La publicité pour les boissons alcoolisées désormais autorisée en ligne

La loi "portant réforme de l'hôpital et relative aux patients, à la santé et aux territoires", définitivement adoptée le 21 juillet, autorise désormais la publicité en faveur des boissons alcoolisées sur les services de communication en ligne. Les messages peuvent être diffusés sur l'ensemble des sites "à l'exclusion de ceux qui, par leur caractère, leur présentation ou leur objet, apparaissent comme principalement destinés à la jeunesse, ainsi que ceux édités par des associations, sociétés et fédérations sportives ou des ligues professionnelles au sens du code du sport, sous réserve que la propagande ou la publicité ne soit ni intrusive ni interstitielle". Le tout dans le cadre de la loi Evin, tout message étant accompagné d'une mention à caractère sanitaire.

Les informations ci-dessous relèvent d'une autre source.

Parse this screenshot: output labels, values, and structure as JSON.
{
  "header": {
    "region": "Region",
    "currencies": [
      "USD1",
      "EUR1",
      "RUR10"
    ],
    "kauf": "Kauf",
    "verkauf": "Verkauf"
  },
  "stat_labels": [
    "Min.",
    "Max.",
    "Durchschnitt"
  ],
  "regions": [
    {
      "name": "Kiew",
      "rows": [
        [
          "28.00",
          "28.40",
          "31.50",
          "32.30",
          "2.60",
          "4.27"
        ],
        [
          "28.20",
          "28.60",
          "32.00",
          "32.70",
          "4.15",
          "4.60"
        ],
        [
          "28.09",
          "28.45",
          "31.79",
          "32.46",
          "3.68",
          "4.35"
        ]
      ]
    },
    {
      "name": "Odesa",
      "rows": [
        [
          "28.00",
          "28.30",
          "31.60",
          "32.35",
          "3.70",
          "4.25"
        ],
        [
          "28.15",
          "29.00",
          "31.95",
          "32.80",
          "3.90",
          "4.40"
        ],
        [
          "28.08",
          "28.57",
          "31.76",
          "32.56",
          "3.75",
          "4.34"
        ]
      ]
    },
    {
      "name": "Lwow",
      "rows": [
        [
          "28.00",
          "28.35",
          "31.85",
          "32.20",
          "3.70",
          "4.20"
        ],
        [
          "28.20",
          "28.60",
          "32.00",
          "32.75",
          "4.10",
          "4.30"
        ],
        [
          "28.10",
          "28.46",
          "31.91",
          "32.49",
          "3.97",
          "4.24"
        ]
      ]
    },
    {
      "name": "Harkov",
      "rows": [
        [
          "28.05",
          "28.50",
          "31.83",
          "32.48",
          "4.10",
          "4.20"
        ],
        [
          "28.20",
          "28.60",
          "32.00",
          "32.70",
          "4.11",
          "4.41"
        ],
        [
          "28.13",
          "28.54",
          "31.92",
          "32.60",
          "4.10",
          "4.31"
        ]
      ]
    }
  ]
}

Lors des débats parlementaires, Roselyne Bachelot, ministre de la Santé, a indiqué qu'un comité de suivi de l'application de cet article, composé des différentes parties prenantes (association de défense de la santé publique, professionnels…), serait éventuellement créé. Il pourrait permettre de préciser certains aspects du texte. Les questions qui se posent sont en effet nombreuses. L’UDA étudie avec ses membres et les associations du secteur les conditions de mise en application de ce nouveau dispositif.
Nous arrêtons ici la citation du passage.